Professor Peter Hogg honoured

Te Kauhanganui Tātai Ture―Faculty of Law celebrated the life of alumnus and former staff member, Professor Peter Hogg CC, QC, LLD (1939-2020) recently, as Professor Hogg’s sister, Waikato University Professor Emerita Margaret Carr, unveiled a door plate on the ground floor of the Faculty of Law’s Government Buildings in Peter’s honour.

Door plate honouring Alumnus Peter Hogg
Commemorative door plate in honour or Alumnus Peter Hogg CC, QC, LLD

Professor Emerita Carr, a Te Herenga Waka—Victoria University alumna, members of their family, friends, and former colleagues attended the occasion.

Professor Hogg’s son, David Hogg, spoke about his father’s life, noting that his father was best known for his influential book Constitutional Law of Canada, first published in 1977 and updated almost every year until his death in 2020. “Every Canadian lawyer read it in law school,” he said.

Professor Hogg attended Nelson College with Sir Geoffrey Palmer, graduating in 1956. He earned an LLB from Victoria University of Wellington in 1962 (and later an honorary LLD in 2006), an LLM from Harvard Law School in 1963, and a PhD from Monash University in Melbourne, in 1970.

After teaching at both Victoria and Monash Universities, Professor Hogg moved to Canada in 1970 to take up a teaching position at Osgoode Hall Law School in Toronto, where he served as Dean from 1978 to 2003, later becoming scholar-in-residence at a major Toronto law firm.

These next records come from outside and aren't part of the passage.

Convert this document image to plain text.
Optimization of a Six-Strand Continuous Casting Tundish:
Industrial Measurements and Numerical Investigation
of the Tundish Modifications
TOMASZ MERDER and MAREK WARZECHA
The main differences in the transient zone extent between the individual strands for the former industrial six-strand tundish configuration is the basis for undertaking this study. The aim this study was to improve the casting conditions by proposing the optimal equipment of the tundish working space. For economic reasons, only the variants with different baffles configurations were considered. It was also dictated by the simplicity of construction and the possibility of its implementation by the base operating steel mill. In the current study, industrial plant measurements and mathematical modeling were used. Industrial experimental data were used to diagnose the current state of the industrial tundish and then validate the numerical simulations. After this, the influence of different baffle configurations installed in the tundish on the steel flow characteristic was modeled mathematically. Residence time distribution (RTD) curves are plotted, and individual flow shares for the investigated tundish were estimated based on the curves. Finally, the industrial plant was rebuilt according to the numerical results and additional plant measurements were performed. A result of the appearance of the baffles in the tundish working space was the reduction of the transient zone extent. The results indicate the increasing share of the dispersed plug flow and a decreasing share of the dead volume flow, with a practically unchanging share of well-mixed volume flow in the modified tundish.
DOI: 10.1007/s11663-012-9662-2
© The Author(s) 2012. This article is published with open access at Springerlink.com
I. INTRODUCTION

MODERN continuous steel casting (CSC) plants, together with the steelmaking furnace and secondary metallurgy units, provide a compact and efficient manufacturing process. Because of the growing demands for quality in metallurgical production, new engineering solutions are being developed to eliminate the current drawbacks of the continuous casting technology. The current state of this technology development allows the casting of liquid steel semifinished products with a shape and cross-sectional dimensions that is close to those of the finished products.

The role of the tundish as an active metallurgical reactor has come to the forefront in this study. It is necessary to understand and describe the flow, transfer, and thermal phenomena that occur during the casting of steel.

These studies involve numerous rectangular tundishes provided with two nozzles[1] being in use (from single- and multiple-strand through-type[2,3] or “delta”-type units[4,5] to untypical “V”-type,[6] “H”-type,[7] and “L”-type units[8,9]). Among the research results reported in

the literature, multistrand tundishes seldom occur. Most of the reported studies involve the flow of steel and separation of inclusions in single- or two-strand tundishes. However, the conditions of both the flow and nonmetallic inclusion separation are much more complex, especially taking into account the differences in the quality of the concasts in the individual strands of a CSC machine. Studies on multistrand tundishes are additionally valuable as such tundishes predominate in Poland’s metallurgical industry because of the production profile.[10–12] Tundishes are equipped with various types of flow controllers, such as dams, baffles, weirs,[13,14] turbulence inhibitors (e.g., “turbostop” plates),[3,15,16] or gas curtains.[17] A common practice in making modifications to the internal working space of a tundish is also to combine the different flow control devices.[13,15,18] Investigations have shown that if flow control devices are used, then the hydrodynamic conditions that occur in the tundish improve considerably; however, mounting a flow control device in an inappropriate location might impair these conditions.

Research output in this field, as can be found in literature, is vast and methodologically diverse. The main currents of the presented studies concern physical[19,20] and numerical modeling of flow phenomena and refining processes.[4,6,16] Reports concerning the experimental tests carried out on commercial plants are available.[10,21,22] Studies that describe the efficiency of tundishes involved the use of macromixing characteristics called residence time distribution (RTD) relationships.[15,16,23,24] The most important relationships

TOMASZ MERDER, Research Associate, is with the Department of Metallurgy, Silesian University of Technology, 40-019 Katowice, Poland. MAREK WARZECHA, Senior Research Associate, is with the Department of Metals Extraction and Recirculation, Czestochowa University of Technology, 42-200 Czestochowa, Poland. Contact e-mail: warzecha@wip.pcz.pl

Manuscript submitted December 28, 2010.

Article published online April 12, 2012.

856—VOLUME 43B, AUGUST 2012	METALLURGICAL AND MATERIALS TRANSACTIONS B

Professor Hogg regularly returned to New Zealand to visit family and friends with his wife Fran―whom he met at Harvard―and their children, David and Anne. David believes that, despite Peter’s international career success, his New Zealand identity remained strong:” Even after contributing so much to Canada through the law, he still felt like a kiwi, deep down. And to Canadians, he sounded like one!” he said.

During his career, Professor Hogg advised Canadian Prime Ministers and Premiers, argued cases in the Canadian Supreme Court and was cited in judgments of that Court at twice the rate of any other academic.

David is most proud of the work his father did with the Council of Yukon First Nations and helping First Nations lawyer Dave Joe broker a self-government agreement between Canada and the First Nations in the Yukon. “It created a fully self-governing Indigenous region within Canada, covering a large part of the Yukon. It has been used as a model for many other similar kinds of agreements around the world,” says David.

Sir Kenneth Keith, Emeritus Professor at Te Kauhanganui Tātai Ture―Faculty of Law, and close friend of the family, believes Professor Hogg has made a huge contribution to the law not just of Canada, but also in New Zealand. “He often had seminars at the Law Commission and the Law School on recent developments in Canadian constitutional law,” he says. “At a meeting on Christmas Eve 1984, he also gave critical advice on the proposed New Zealand Bill of Rights. A mighty Totara has fallen in the forest of Tane,” says Sir Keith.

Professor Hogg’s other publications included an edition of Cases and Materials on Administrative Law, a case book on administrative law in Australia, four editions of Liability of the Crown, and eight editions of Principles of Canadian Income Tax Law.

Professor Hogg received the Companion of the Order of Canada in 2003 for services to the Law.